Interview: Mehmet Şimşek
How did the government perform in fiscal terms during 2011, and what steps have been taken to reduce the trade deficit?
MEHMET ŞİMŞEK: On the fiscal front, our core achievements since 2002 have been a significant reduction in debt and the deficit. We lowered the general government deficit from 10.8% of GDP in 2002 to 0.6% in 2011. Similarly, gross public sector debt fell to 39.4% of GDP from 74% in 2002. Thanks to the restoration of fiscal health, we have improved the credibility of Turkey’s fiscal stance. During the 2008-09 global crisis, debt and deficit rose, but we managed to reduce it to pre-crisis levels in two years. A combination of strong revenues and spending controls has provided us with a small surplus in the first nine months of 2011. In the last quarter of the year, had we not spent TL11.1bn (€4.7bn) on infrastructure, we would have had a small surplus in the general government budget. However, Turkey needs to invest in infrastructure, in people, and in research and development (R&D). Nevertheless, we overperformed relative to our general government deficit target of 1% of GDP, which is well within the Maastricht criteria.
Given our current account deficit (CAD) and strong domestic demand, it is important to maintain fiscal discipline and tighten fiscal conditions. To maintain success, we unveiled a medium-term economic programme that foresees the general government budget deficit declining to 0.4% of GDP and debt falling to 32% by the end of 2014.
What role will the new taxes announced in late 2011 play in reducing the CAD?
ŞİMŞEK: The tax increases in October 2011 were aimed at containing demand and helping moderate the CAD. For example, we increased taxes on cars with engines over a certain size. Taxes on mobile phones also went up, because in the first half of 2011, Turkey imported 7.9m mobile phones. Unless we had taken measures, it would have been almost 20m. We raised a surcharge on loans for imports, so if you import products and pay in instalments or by borrowing, the credit is more expensive. These measures help moderate the size of the CAD.
What are the primary factors driving the growth in the country’s economy? ŞİMŞEK: Growth is predominately driven by private consumption and investment. These two components have been strong partly due to the banking sector, which has a very healthy balance sheet. Once the crisis was over, banks were in such good shape that they were able to support the economy.
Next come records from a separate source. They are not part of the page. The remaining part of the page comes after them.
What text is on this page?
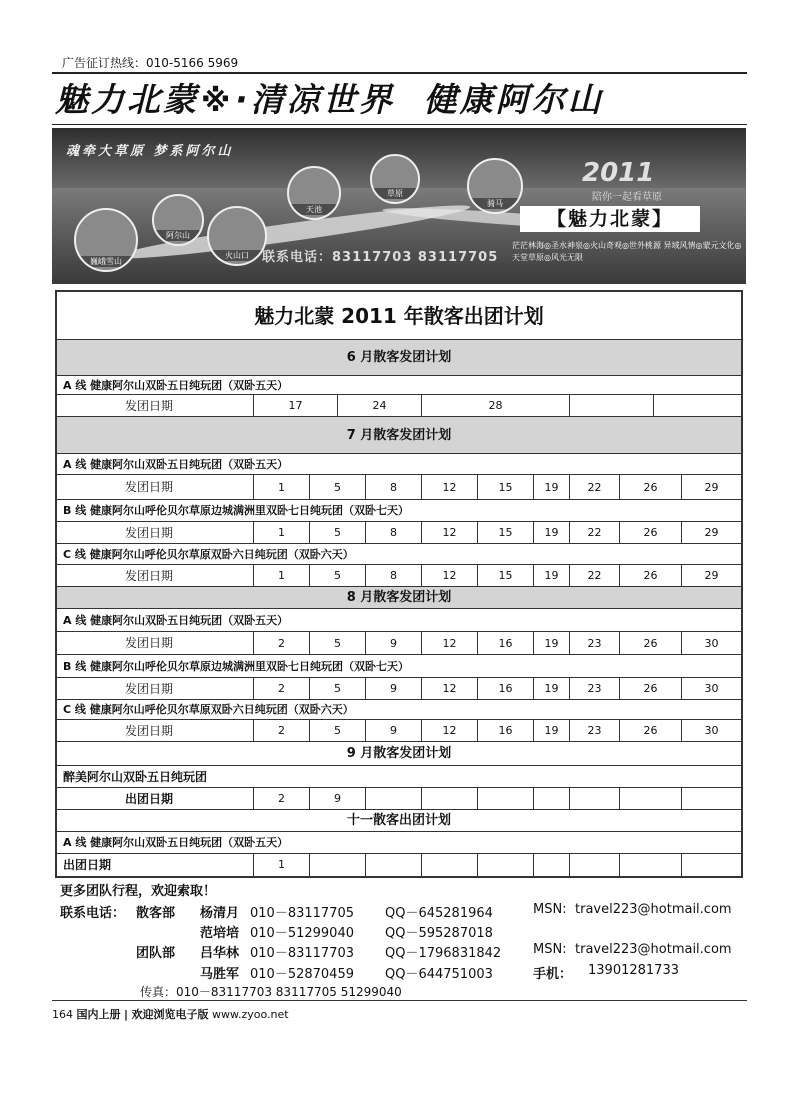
广告征订热线：010-5166 5969
魅力北蒙※·清凉世界 健康阿尔山
魂牵大草原 梦系阿尔山
巍峨雪山
阿尔山
火山口
天池
草原
骑马
2011
陪你一起看草原
【魅力北蒙】
联系电话：83117703 83117705
茫茫林海◎圣水神泉◎火山奇观◎世外桃源 异域风情◎蒙元文化◎天堂草原◎风光无限
魅力北蒙 2011 年散客出团计划
6 月散客发团计划
A 线 健康阿尔山双卧五日纯玩团（双卧五天）
发团日期	17	24	28
7 月散客发团计划
A 线 健康阿尔山双卧五日纯玩团（双卧五天）
发团日期	1	5	8	12	15	19	22	26	29
B 线 健康阿尔山呼伦贝尔草原边城满洲里双卧七日纯玩团（双卧七天）
发团日期	1	5	8	12	15	19	22	26	29
C 线 健康阿尔山呼伦贝尔草原双卧六日纯玩团（双卧六天）
发团日期	1	5	8	12	15	19	22	26	29
8 月散客发团计划
A 线 健康阿尔山双卧五日纯玩团（双卧五天）
发团日期	2	5	9	12	16	19	23	26	30
B 线 健康阿尔山呼伦贝尔草原边城满洲里双卧七日纯玩团（双卧七天）
发团日期	2	5	9	12	16	19	23	26	30
C 线 健康阿尔山呼伦贝尔草原双卧六日纯玩团（双卧六天）
发团日期	2	5	9	12	16	19	23	26	30
9 月散客发团计划
醉美阿尔山双卧五日纯玩团
出团日期	2	9
十一散客出团计划
A 线 健康阿尔山双卧五日纯玩团（双卧五天）
出团日期	1
更多团队行程，欢迎索取！
联系电话： 散客部
团队部
杨清月 010－83117705 QQ－645281964	MSN: travel223@hotmail.com
范培培 010－51299040 QQ－595287018
吕华林 010－83117703 QQ－1796831842 MSN: travel223@hotmail.com
马胜军 010－52870459 QQ－644751003	手机： 13901281733
传真：010－83117703 83117705 51299040
164 国内上册 | 欢迎浏览电子版 www.zyoo.net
The household sector is also strong, due to the creation of 1.5m jobs in 2011 and 3.8m since the end of 2007.
During 2007-11, some 26m jobs were lost globally, including 5.1m in the US and 8m in the EU. New jobs in Turkey support the recovery and the recovery creates more jobs. The jobless recoveries seen in the US and EU have resulted in an unemployment that remains stuck at about 8-11%. In Turkey the rate also went up, but then it fell well below pre-crisis levels.
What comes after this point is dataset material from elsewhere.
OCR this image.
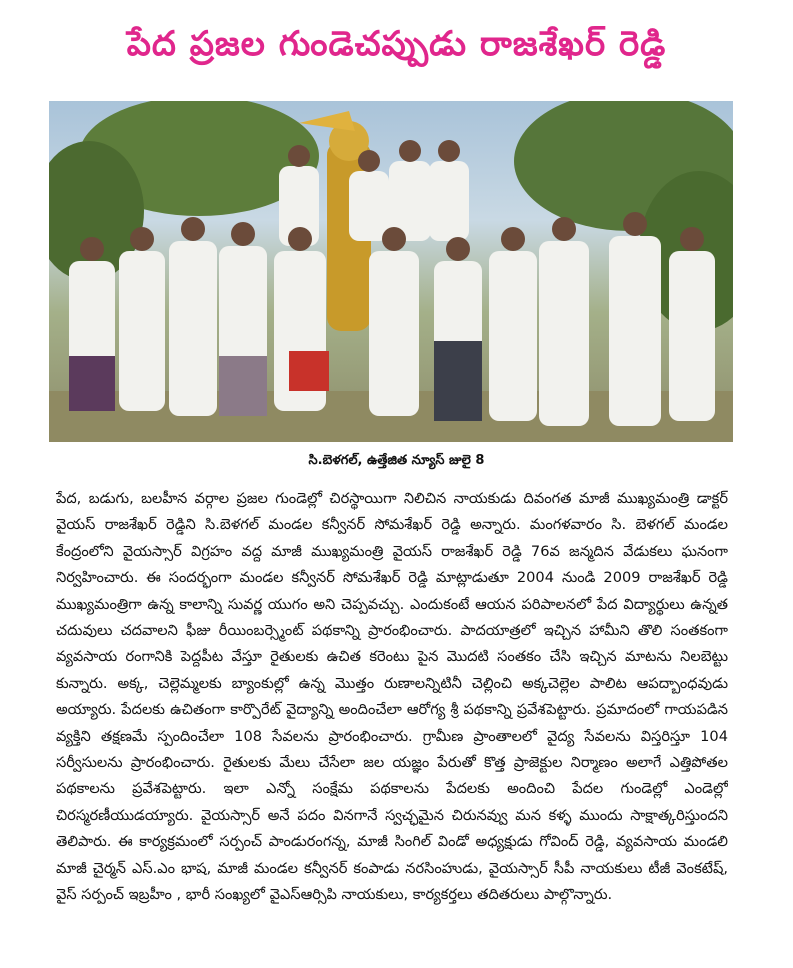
పేద ప్రజల గుండెచప్పుడు రాజశేఖర్ రెడ్డి
సి.బెళగల్, ఉత్తేజిత న్యూస్ జులై 8

పేద, బడుగు, బలహీన వర్గాల ప్రజల గుండెల్లో చిరస్థాయిగా నిలిచిన నాయకుడు దివంగత మాజీ ముఖ్యమంత్రి డాక్టర్ వైయస్ రాజశేఖర్ రెడ్డిని సి.బెళగల్ మండల కన్వీనర్ సోమశేఖర్ రెడ్డి అన్నారు. మంగళవారం సి. బెళగల్ మండల కేంద్రంలోని వైయస్సార్ విగ్రహం వద్ద మాజీ ముఖ్యమంత్రి వైయస్ రాజశేఖర్ రెడ్డి 76వ జన్మదిన వేడుకలు ఘనంగా నిర్వహించారు. ఈ సందర్భంగా మండల కన్వీనర్ సోమశేఖర్ రెడ్డి మాట్లాడుతూ 2004 నుండి 2009 రాజశేఖర్ రెడ్డి ముఖ్యమంత్రిగా ఉన్న కాలాన్ని సువర్ణ యుగం అని చెప్పవచ్చు. ఎందుకంటే ఆయన పరిపాలనలో పేద విద్యార్థులు ఉన్నత చదువులు చదవాలని ఫీజు రీయింబర్స్మెంట్ పథకాన్ని ప్రారంభించారు. పాదయాత్రలో ఇచ్చిన హామీని తొలి సంతకంగా వ్యవసాయ రంగానికి పెద్దపీట వేస్తూ రైతులకు ఉచిత కరెంటు పైన మొదటి సంతకం చేసి ఇచ్చిన మాటను నిలబెట్టు కున్నారు. అక్క, చెల్లెమ్మలకు బ్యాంకుల్లో ఉన్న మొత్తం రుణాలన్నిటినీ చెల్లించి అక్కచెల్లెల పాలిట ఆపద్బాంధవుడు అయ్యారు. పేదలకు ఉచితంగా కార్పొరేట్ వైద్యాన్ని అందించేలా ఆరోగ్య శ్రీ పథకాన్ని ప్రవేశపెట్టారు. ప్రమాదంలో గాయపడిన వ్యక్తిని తక్షణమే స్పందించేలా 108 సేవలను ప్రారంభించారు. గ్రామీణ ప్రాంతాలలో వైద్య సేవలను విస్తరిస్తూ 104 సర్వీసులను ప్రారంభించారు. రైతులకు మేలు చేసేలా జల యజ్ఞం పేరుతో కొత్త ప్రాజెక్టుల నిర్మాణం అలాగే ఎత్తిపోతల పథకాలను ప్రవేశపెట్టారు. ఇలా ఎన్నో సంక్షేమ పథకాలను పేదలకు అందించి పేదల గుండెల్లో ఎండెల్లో చిరస్మరణీయుడయ్యారు. వైయస్సార్ అనే పదం వినగానే స్వచ్ఛమైన చిరునవ్వు మన కళ్ళ ముందు సాక్షాత్కరిస్తుందని తెలిపారు. ఈ కార్యక్రమంలో సర్పంచ్ పాండురంగన్న, మాజీ సింగిల్ విండో అధ్యక్షుడు గోవింద్ రెడ్డి, వ్యవసాయ మండలి మాజీ చైర్మన్ ఎస్.ఎం భాష, మాజీ మండల కన్వీనర్ కంపాడు నరసింహుడు, వైయస్సార్ సీపీ నాయకులు టీజీ వెంకటేష్, వైస్ సర్పంచ్ ఇబ్రహీం , భారీ సంఖ్యలో వైఎస్ఆర్సిపి నాయకులు, కార్యకర్తలు తదితరులు పాల్గొన్నారు.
How willing is the government to employ fiscal stimulus in the event the crisis in Europe becomes a bigger challenge for Turkey?
ŞİMŞEK: Since we were able to bring the deficit and debt down, we have room to manoeuvre. We will maintain fiscal discipline and keep the debt-to-GDP and deficit-to-GDP ratios on a downward trend, but if there is a significant external shock, we can provide stimulus, as we did in 2009. However, because we withdrew that programme relatively quickly, we did not find ourselves in a position where our debt sustainability was in question. We have a lot of experience in terms of crisis management, and 2008-09 was a great stress test from which we emerged successfully. None of this means that we would not be affected by a global or regional crisis. However, the issue is not what happens, but how we respond.